Les résultats suggèrent que le changement climatique était le principal contrôleur des écosystèmes nordiques et que les grands herbivores n’étaient pas en mesure de maintenir leur environnement à mesure que les arbustes se propageaient. « Bien que les humains aient pu aggraver le déclin des populations, nos résultats suggèrent que le changement de végétation dû au climat était la principale raison pour laquelle les mammifères ont disparu », a ajouté le professeur Edwards.
Revenant au concept de réensauvagement du Nord avec de grands mammifères qui sont actuellement absents de la région, l’équipe de recherche conclut que cela ne transformerait probablement pas la végétation sur de vastes zones et ne ferait donc pas grand-chose pour réduire la libération de carbone du pergélisol arctique.
Le co-auteur de l’étude, le professeur Duane Froese de l’Université de l’Alberta, a déclaré : « Des expériences de réensauvagement à l’échelle des enclos locaux, comme cela a été fait par exemple au Pleistocene Park (NE Sibérie), montrent que les mégaherbivores peuvent modifier leur environnement, entraîner des changements dans la végétation. et même une température du sol fraîche, mais ces densités animales sont beaucoup plus élevées que ce à quoi on pourrait s’attendre pour les écosystèmes du Pléistocène. Notre étude montre que l’effet du pâturage de la mégafaune est faible à l’échelle sous-continentale, même avec la présence de mammouths, et le climat, encore une fois, est le principal moteur de ces systèmes.

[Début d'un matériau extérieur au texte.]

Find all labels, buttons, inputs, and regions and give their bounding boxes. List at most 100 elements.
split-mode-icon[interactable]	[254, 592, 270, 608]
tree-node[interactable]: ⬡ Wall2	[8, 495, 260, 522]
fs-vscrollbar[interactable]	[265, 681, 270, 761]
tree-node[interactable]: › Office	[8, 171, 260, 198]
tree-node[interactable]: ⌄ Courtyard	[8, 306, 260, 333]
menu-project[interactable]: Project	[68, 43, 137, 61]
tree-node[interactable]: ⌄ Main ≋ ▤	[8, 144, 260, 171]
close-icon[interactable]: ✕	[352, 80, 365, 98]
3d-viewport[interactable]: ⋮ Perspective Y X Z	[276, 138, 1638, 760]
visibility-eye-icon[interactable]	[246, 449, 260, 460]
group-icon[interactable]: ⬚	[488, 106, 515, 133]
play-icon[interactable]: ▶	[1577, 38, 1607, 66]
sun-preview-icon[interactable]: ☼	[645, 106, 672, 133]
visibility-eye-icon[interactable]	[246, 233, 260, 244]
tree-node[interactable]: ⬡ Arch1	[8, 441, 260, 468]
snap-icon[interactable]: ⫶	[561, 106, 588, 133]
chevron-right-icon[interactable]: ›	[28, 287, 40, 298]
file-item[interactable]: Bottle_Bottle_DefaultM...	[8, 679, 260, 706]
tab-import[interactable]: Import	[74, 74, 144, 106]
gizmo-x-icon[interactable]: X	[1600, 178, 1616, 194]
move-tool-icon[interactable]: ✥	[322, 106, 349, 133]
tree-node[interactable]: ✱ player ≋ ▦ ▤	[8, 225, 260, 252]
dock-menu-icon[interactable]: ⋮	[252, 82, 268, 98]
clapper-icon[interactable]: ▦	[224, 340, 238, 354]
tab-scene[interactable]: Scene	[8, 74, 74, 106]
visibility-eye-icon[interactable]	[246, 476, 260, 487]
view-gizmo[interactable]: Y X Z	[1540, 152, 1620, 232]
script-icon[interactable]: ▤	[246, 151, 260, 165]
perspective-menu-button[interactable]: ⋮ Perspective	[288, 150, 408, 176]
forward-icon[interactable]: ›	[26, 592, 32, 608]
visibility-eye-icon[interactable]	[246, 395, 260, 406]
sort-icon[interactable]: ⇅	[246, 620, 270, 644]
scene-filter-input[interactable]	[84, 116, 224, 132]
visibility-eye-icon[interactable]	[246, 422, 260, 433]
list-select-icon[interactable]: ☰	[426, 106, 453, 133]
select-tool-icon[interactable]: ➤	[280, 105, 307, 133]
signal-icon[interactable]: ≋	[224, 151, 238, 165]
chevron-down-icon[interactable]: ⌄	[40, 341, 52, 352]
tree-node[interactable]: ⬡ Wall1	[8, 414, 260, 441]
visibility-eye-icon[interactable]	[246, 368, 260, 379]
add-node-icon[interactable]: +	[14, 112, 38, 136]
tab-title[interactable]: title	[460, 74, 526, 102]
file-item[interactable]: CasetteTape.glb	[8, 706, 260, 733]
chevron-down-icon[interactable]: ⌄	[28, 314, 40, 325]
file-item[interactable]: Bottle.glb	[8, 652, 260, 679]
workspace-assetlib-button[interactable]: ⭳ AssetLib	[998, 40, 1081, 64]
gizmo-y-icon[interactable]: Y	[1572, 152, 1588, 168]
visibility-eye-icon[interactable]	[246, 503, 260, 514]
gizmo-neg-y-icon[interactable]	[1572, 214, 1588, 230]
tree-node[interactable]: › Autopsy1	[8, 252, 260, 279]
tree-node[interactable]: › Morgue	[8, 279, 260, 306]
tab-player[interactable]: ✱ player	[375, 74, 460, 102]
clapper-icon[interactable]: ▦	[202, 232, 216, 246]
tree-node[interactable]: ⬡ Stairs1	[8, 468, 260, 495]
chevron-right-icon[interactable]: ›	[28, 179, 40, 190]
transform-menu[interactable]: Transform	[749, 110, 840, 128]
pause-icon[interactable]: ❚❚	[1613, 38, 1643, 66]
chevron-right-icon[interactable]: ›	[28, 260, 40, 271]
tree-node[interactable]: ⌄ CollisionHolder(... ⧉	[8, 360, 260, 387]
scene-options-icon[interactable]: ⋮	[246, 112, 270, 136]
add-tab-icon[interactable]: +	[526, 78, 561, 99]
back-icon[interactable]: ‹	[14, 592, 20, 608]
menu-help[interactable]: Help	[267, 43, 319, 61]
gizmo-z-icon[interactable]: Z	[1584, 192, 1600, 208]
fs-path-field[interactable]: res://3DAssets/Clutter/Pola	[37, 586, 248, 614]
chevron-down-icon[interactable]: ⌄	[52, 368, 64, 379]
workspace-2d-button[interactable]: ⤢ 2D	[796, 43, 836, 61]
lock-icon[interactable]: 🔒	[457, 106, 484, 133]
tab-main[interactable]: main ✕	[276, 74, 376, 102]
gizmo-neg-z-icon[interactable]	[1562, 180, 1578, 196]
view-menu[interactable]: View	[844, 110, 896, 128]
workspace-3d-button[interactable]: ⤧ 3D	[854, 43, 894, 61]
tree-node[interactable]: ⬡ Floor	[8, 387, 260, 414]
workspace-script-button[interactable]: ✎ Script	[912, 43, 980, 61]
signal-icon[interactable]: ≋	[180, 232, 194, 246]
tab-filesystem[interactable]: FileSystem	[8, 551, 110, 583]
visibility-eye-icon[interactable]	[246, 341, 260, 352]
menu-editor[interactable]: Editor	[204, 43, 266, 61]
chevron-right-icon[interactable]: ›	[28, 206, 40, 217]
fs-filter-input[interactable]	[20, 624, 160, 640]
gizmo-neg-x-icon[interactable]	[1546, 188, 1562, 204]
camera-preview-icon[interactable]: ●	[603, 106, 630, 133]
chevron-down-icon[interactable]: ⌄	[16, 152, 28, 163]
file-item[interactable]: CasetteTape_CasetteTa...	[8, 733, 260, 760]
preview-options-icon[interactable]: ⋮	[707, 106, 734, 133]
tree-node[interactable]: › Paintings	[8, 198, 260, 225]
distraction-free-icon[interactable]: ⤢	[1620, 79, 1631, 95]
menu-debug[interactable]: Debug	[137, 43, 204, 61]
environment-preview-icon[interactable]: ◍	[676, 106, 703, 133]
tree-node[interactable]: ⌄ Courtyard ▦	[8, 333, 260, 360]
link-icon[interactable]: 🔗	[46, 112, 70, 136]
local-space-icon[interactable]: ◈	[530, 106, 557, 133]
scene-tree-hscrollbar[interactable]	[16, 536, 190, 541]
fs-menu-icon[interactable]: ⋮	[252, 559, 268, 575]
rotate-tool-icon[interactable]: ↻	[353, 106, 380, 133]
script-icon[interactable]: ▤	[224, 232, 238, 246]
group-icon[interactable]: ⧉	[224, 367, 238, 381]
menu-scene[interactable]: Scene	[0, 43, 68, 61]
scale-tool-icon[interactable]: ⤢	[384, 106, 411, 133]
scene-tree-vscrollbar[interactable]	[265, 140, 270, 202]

Benjamin Gaglioti de l’Université d’Alaska-Fairbanks a ajouté : « L’hypothèse selon laquelle la réintroduction de la mégafaune empêchera ou ralentira le dégel du pergélisol et le changement de végétation provoqués par le réchauffement dans l’Arctique a été renforcée par l’idée que la mégafaune du Pléistocène a joué un rôle déterminant dans le maintien des écosystèmes de l’ère glaciaire. Contrairement à cette prédiction, nos résultats montrent que les écosystèmes des hautes latitudes ont réagi de manière sensible aux événements de réchauffement passés, même si la mégafaune était abondante dans le paysage. Ces résultats soutiennent l’hypothèse selon laquelle la réintroduction de la mégafaune aujourd’hui ne fera pas grand-chose pour désensibiliser les écosystèmes des hautes latitudes au réchauffement provoqué par l’homme.
Référence : « L’expansion des arbustes du Pléistocène supérieur a précédé le renouvellement et les extinctions de la mégafaune dans l’est de la Béringie » 20 décembre 2021, Actes de l’Académie nationale des sciences.